On le sait, le Québec, au début de son histoire, a lui aussi été une colonie comptoir. De la fondation de Québec et au moins jusqu’au gouvernement royal, la Nouvelle-France était, pour la métropole, un lieu d’approvisionnement en fourrures. Et si la colonie a tranquillement transité vers une colonie de peuplement, ce fut pour être à nouveau envahie, à peine un siècle plus tard, par les Britanniques. On se rappellera que cette deuxième vague coloniale a ramené une exploitation frénétique des ressources par des compagnies anglo-canadiennes et américaines, exploitation qui a marqué l’histoire et l’imaginaire du Québec contemporain.
Il ne s’agit pas ici de plaquer l’analyse de Galeano sur le Québec sur la seule base d’un passé colonial commun avec l’Amérique du Sud. Cependant, ses écrits donnent l’occasion de réfléchir à la relation particulière qu’entretient le Québec avec ses ressources naturelles. Serions-nous, même si autrement qu’en Amérique du Sud, frappés nous aussi par la malédiction qu’évoque Eduardo Galeano? Les immenses richesses de notre territoire et l’attrait qu’elles suscitent amèneraient-ils pour nous aussi leur lot de malheur?

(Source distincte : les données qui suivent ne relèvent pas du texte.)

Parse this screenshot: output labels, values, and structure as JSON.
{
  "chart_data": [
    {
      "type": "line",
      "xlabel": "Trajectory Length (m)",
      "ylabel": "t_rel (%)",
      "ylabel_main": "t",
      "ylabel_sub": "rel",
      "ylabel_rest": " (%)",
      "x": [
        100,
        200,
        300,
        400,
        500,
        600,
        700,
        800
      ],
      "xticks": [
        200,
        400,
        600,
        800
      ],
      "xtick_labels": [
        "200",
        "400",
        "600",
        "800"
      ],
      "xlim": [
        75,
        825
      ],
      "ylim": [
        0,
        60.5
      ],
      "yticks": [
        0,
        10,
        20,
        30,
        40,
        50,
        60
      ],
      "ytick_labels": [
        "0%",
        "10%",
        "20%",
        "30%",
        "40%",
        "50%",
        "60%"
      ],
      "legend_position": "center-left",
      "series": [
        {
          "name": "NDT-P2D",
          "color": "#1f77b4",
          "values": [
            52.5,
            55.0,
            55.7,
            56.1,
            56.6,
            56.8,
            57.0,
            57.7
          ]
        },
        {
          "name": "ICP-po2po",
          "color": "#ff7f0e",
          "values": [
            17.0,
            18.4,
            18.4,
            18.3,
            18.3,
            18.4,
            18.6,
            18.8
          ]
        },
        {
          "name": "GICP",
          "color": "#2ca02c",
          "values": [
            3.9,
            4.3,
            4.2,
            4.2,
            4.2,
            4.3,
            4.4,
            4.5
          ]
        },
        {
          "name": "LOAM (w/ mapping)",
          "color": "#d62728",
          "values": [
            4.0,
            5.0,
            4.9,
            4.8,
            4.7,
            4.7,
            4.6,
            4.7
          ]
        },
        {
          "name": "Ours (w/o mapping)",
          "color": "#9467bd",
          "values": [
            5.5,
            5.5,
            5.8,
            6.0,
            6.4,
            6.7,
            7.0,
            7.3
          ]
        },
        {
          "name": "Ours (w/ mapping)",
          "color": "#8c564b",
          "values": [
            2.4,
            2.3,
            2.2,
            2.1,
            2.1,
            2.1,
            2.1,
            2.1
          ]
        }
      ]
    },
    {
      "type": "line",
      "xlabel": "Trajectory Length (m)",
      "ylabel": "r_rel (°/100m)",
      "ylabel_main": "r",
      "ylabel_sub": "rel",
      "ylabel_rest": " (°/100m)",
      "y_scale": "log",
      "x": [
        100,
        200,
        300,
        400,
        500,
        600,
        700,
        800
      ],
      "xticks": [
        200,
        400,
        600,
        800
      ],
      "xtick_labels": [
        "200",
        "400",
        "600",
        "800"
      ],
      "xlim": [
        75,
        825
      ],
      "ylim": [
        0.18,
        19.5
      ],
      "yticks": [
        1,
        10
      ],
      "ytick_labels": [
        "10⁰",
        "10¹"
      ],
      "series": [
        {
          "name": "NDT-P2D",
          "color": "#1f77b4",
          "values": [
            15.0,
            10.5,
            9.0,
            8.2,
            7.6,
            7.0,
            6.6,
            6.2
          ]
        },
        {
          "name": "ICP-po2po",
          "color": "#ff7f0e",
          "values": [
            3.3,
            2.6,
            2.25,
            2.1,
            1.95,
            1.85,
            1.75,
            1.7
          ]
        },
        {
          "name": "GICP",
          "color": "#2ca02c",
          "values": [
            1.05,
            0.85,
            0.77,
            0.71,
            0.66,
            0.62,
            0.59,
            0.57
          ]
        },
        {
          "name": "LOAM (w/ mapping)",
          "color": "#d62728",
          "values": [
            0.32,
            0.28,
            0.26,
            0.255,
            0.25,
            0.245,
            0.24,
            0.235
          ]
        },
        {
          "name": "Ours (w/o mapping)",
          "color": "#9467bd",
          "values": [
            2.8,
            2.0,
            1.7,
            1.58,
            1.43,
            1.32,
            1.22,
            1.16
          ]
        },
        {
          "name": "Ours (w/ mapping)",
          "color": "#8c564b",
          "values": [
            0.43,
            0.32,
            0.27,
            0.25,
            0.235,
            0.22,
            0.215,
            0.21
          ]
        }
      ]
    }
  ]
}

Si la réponse est évidente pour les peuples qui se trouvaient ici avant l’arrivée des colons et qui se firent massacrer lors du pillage de ces ressources, elle l’est moins pour ceux et celles qui sont issus des vagues coloniales successives. En effet, si les premières nations ont bien été spoliées et meurtries de façon aussi sanglante qu’odieuse lors de la colonisation, certains affirment que le reste de la population du Québec profite d’une situation plutôt enviable économiquement. Dans ces circonstances, la référence à Galeano n’est-elle pas un peu déraisonnable? N’est-ce pas exagéré que de parler de «dépossession» au sujet du Québec? Nous tenterons ici de démontrer que ce terme est non seulement approprié, mais qu’il ouvre la possibilité d’une autre approche de l’histoire contemporaine du Québec, une approche qui permettra d’en penser les rapports sociaux à nouveaux frais.
* * *
Nous empruntons le terme «dépossession» au géographe David Harvey et à son expression «accumulation par dépossession [2] ». Reprenant les écrits de Rosa Luxembourg, il présente deux modes d’accumulation au sein de l’économie capitaliste: l’expansion et la dépossession. L’expansion, c’est le cours normal des choses: l’exploitation du travail salarié, dans le cadre fixé par les lois et dans une relative paix sociale. Cours normal qui fait que, pour vivre, certains doivent vendre leur travail à d’autres qui, eux, l’achètent pour s’enrichir. C’est un air connu.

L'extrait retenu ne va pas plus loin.